Rock, Paper, Shotgun has some impressions of the single-player and a full "Wot I Think" review article primarily based on the game's multiplayer. Overall, writer Alec Meer doesn't seem impressed:

It's definitely best to think of Sword Coast Legends not as Dungeons & Dragons (let alone AD&D) and more as a sort of low-key DIY Diablo. Even then, the core combat is too forgettable, and the DM mode too limited, to make a solid case for playing this instead of co-op Diablo or Torchlight or Titan Quest or Path of Exile if monster-bothering with chums is what you're after. It's not impossible that later updates will make fighting feel less underwhelming or expand the potential of dungeon-building, but I wouldn't want to bet on it.

It's absolutely true to say that you get out of Sword Coast Legends what you put in, but right now there just aren't enough reasons to put much in.

Fextralife hosts a positive review and argues that most negative articles are misguided and reviewed the game based on wrong expectations, rather than for what it is.

What excites me most about this game is that it is coming to console next year. Because the game is 4 player co-op throughout the campaign or dungeon crawl (5 if you have a DM), I really feel like this will appeal to the console market. The game is drop in drop out, so it should be relatively easy to find people to play the campaign with or run a quick dungeon. The game reminds me a lot of Baldur's Gate: Dark Alliance, which is a game I absolutely loved (I still have both titles on original XBOX discs). Why they didn't make more of that series is, frankly, beyond me. But, SCL is probably the closest thing to that in 15 years, perhaps with more RPG elements in it and a bit less of that (arcade) feeling. I'd wager a hefty sum if this game was released on console first and PC second, you'd see a lot more positive reviews.

Finally, if you want a quick look at the game to judge for yourself, Giant Bomb recently uploaded a video of the game's multiplayer mode, played with the help of a DMing developer.

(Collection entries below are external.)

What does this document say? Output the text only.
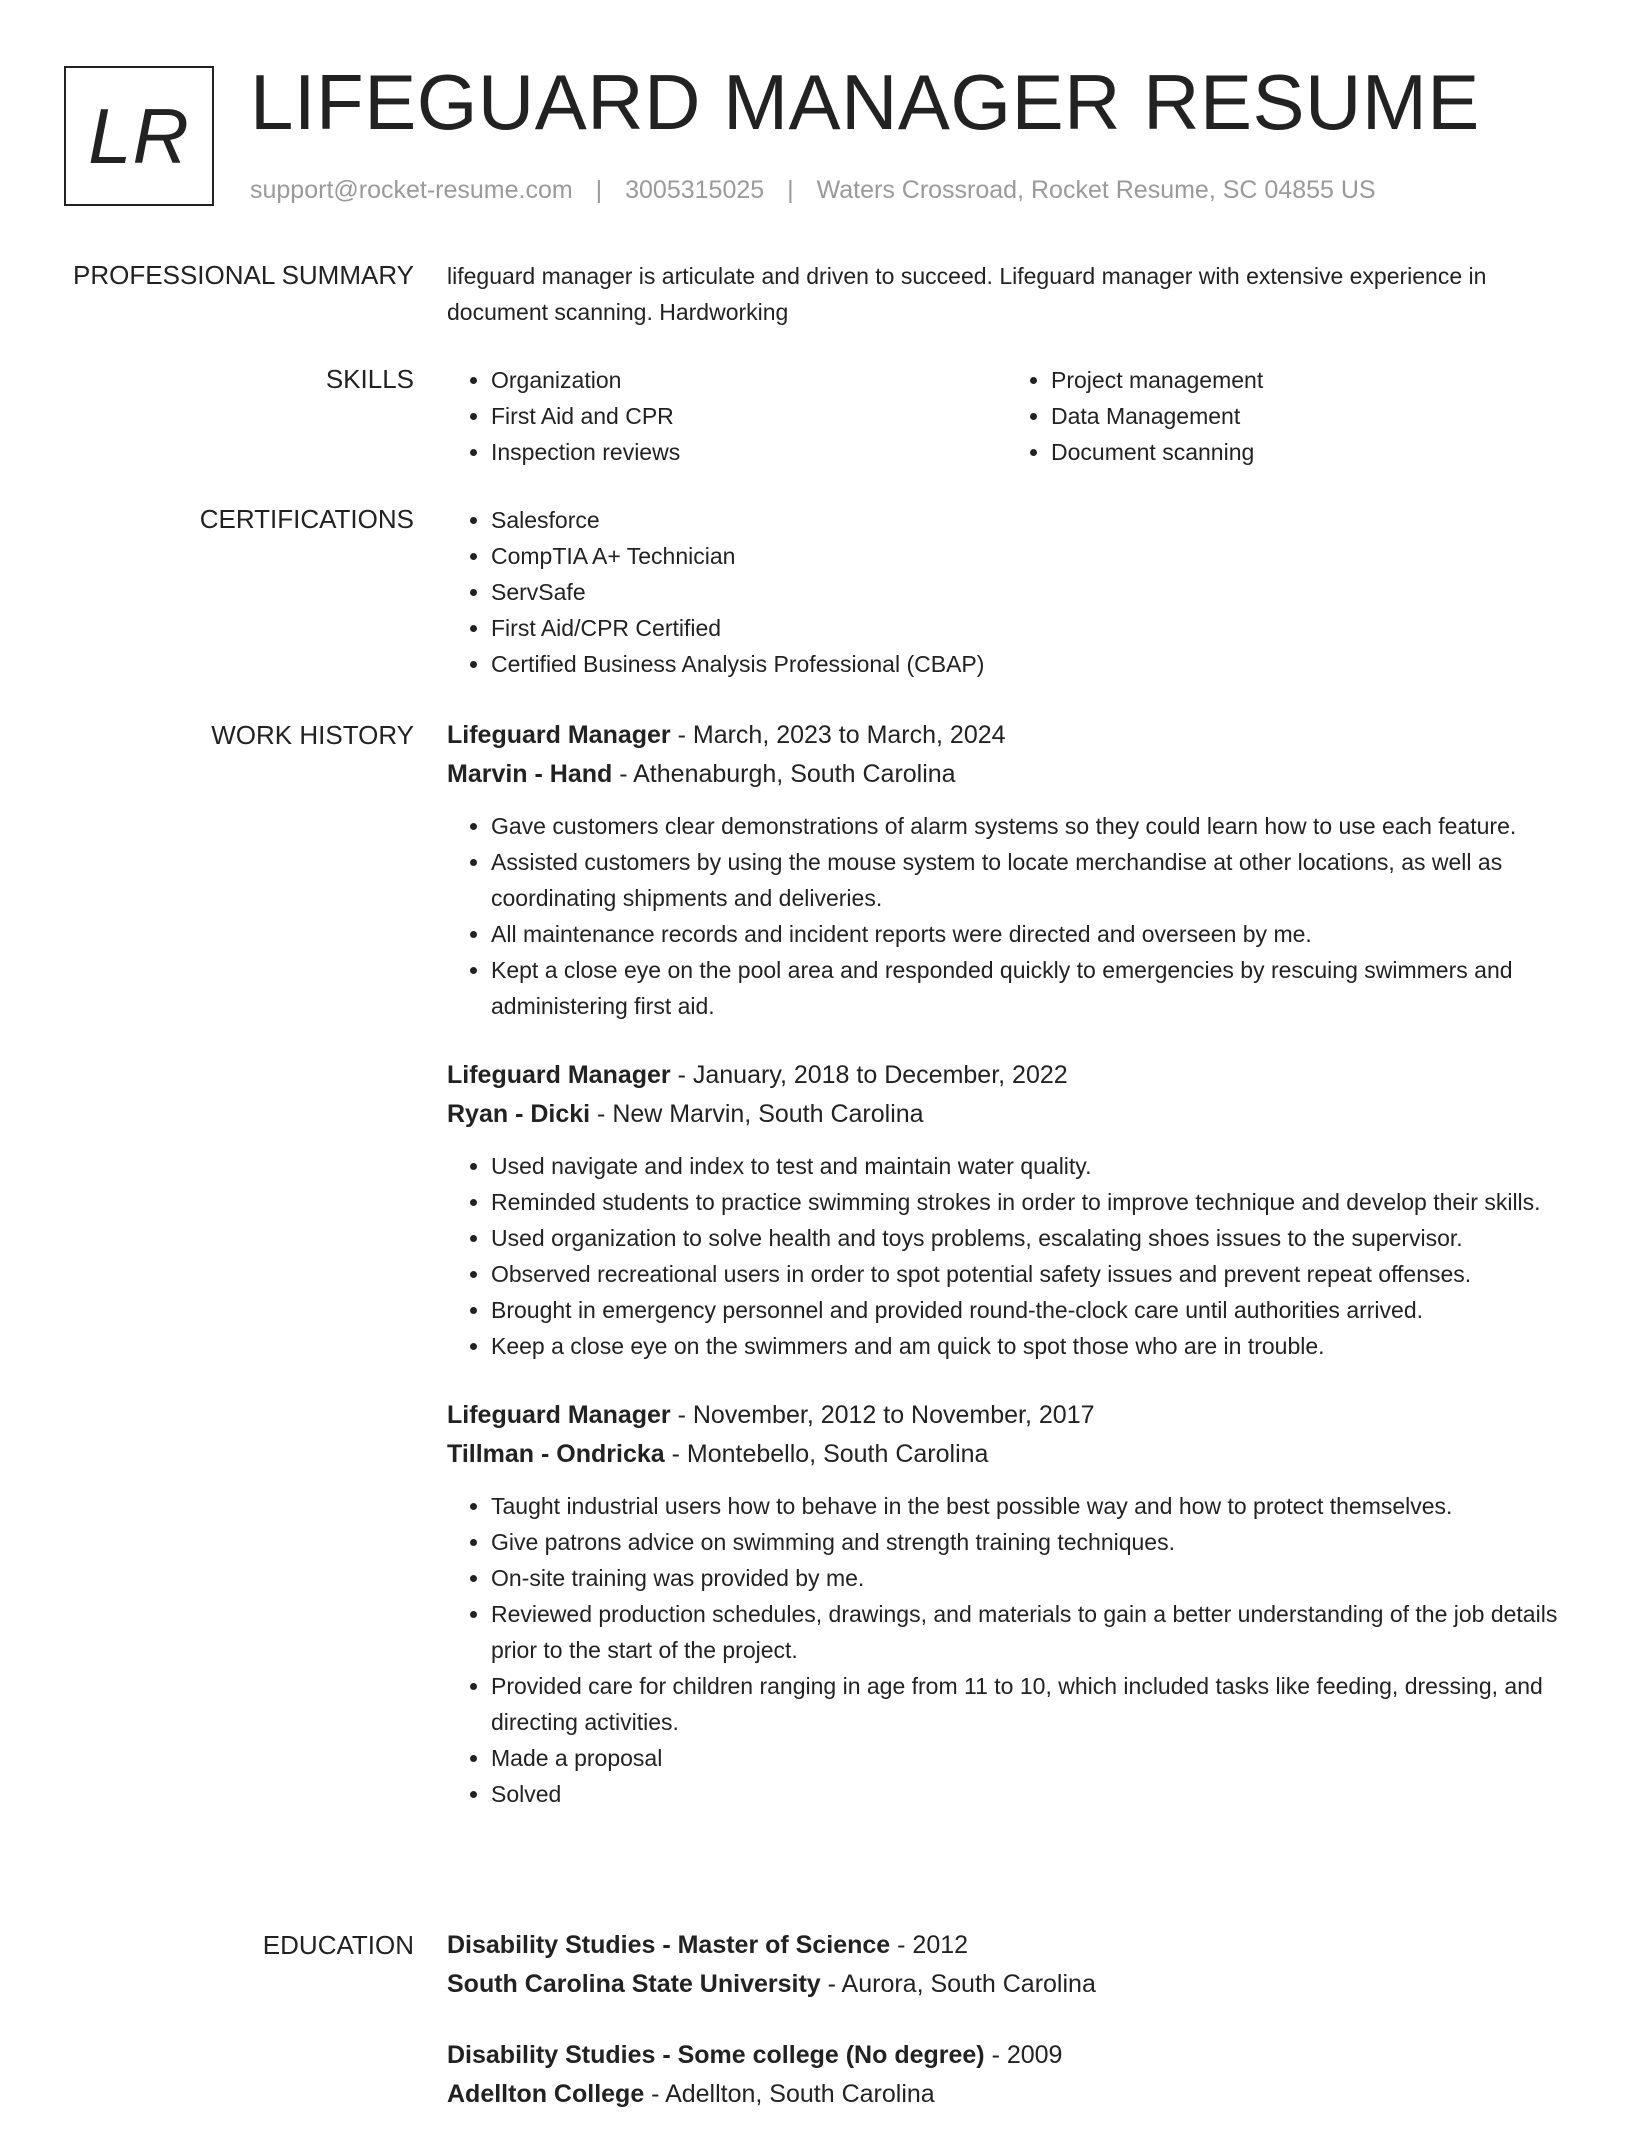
LR LIFEGUARD MANAGER RESUME
support@rocket-resume.com | 3005315025 | Waters Crossroad, Rocket Resume, SC 04855 US
PROFESSIONAL SUMMARY lifeguard manager is articulate and driven to succeed. Lifeguard manager with extensive experience in document scanning. Hardworking

SKILLS	• Organization
• First Aid and CPR
• Inspection reviews
• Project management
• Data Management
• Document scanning
CERTIFICATIONS	• Salesforce
• CompTIA A+ Technician
• ServSafe
• First Aid/CPR Certified
• Certified Business Analysis Professional (CBAP)
WORK HISTORY Lifeguard Manager - March, 2023 to March, 2024

Marvin - Hand - Athenaburgh, South Carolina

• Gave customers clear demonstrations of alarm systems so they could learn how to use each feature.
• Assisted customers by using the mouse system to locate merchandise at other locations, as well as coordinating shipments and deliveries.
• All maintenance records and incident reports were directed and overseen by me.
• Kept a close eye on the pool area and responded quickly to emergencies by rescuing swimmers and administering first aid.

Lifeguard Manager - January, 2018 to December, 2022

Ryan - Dicki - New Marvin, South Carolina

• Used navigate and index to test and maintain water quality.
• Reminded students to practice swimming strokes in order to improve technique and develop their skills.
• Used organization to solve health and toys problems, escalating shoes issues to the supervisor.
• Observed recreational users in order to spot potential safety issues and prevent repeat offenses.
• Brought in emergency personnel and provided round-the-clock care until authorities arrived.
• Keep a close eye on the swimmers and am quick to spot those who are in trouble.

Lifeguard Manager - November, 2012 to November, 2017

Tillman - Ondricka - Montebello, South Carolina

• Taught industrial users how to behave in the best possible way and how to protect themselves.
• Give patrons advice on swimming and strength training techniques.
• On-site training was provided by me.
• Reviewed production schedules, drawings, and materials to gain a better understanding of the job details prior to the start of the project.
• Provided care for children ranging in age from 11 to 10, which included tasks like feeding, dressing, and directing activities.
• Made a proposal
• Solved
EDUCATION Disability Studies - Master of Science - 2012

South Carolina State University - Aurora, South Carolina

Disability Studies - Some college (No degree) - 2009

Adellton College - Adellton, South Carolina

First impressions aside, it will be interesting to see how the game fares in the long run. If the developers support Sword Coast Legends with patches and additional content, and expand the scope along the way - if, in other words, the potential for this game is fully realized later down the line - I can see a devoted community forming around this game. Otherwise, I suspect the game will do decently enough but will be remembered by very few people as time passes.